Do you not recollect the parable of the men who had talents entrusted to them? I do not want to lay undue stress upon the fact that it was the man who had one talent who buried it. Yet why is he represented as doing so? I think it was not because the men of two and five talents do not sometimes bury theirs, but because the temptation lies most with the one talent people.
They say, "What can I do? What is the use of me? I may be excused." That is the temptation. Brother, do not be entangled in that snare. If your Lord has only given you one talent he does not expect you to make the same interest upon it as the man does with five; but still he does expect his interest, and therefore do not wrap your talent in a napkin.
It is but with strength imparted that any of us can serve him. We have nothing to consecrate to him but the gift we have first received from him. You are weak. You feel it; but what says your God to you? "Not by might nor by power, but by my Spirit, saith the Lord."
He can make you useful though you have no extraordinary endowments. Grape-shot may do great execution, though it cannot compare with grenade or bomb-shell. A sinner may be brought to Christ by the simple earnestness of a peasant or an artisan, without calling in the aid of a professor's learning or a preacher's eloquence.
God can bless you far above what you think to be your capacity, for it is not a question of your ability but of his aid. You have no self-reliance, you tell me. Then take refuge in God, I entreat you, for you evidently want more of the divine succour.

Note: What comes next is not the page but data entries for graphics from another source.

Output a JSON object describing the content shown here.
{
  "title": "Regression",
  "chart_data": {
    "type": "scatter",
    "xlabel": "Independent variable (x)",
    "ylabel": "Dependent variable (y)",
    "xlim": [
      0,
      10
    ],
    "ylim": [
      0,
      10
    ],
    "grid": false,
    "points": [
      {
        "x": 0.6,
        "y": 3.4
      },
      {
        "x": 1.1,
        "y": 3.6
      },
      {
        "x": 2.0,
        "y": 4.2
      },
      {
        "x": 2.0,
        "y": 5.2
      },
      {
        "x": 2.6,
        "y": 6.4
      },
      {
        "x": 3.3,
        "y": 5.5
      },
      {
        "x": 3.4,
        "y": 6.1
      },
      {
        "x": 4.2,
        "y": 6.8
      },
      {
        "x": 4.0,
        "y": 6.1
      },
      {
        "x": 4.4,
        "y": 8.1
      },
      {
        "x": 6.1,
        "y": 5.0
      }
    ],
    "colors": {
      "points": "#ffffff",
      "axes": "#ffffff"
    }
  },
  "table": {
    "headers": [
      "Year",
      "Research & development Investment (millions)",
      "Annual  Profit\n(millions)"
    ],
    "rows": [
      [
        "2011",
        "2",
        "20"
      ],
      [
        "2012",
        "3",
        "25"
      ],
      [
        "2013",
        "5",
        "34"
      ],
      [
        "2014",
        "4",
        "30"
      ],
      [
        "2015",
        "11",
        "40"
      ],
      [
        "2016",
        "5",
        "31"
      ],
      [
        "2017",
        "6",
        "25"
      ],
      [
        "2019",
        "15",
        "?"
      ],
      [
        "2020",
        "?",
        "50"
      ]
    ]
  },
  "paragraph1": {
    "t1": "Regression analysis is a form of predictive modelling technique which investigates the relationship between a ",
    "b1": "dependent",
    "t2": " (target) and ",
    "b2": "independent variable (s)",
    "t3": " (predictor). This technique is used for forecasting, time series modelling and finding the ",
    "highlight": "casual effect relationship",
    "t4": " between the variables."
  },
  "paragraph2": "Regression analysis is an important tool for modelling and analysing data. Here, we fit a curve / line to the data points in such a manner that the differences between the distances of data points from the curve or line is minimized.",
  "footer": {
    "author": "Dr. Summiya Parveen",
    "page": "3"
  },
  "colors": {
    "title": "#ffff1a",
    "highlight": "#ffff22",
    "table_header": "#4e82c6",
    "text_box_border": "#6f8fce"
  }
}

Go and get it; it is to be had. He girds the weak with strength. "The young men shall faint and be weary, but they that wait upon the Lord shall renew their strength." Why, I think you are more likely to do good than if you had five talents, for now you will pray more and you will depend more upon God than you would have done if you had possessed strength of your own.
1 comment:
I wonder what Spurgeon would say to the one with ten talents? I know the parable in question is teaching about the 'one talent' individual, but I don't really relate to that. In all honesty, without meaning to boast, I find myself spoilt for choice. What does one do when they seem to have more talents than they can handle? Invest them all and risk them failing for lack of attention to each? Or only invest some of them, to ensure a profit on those?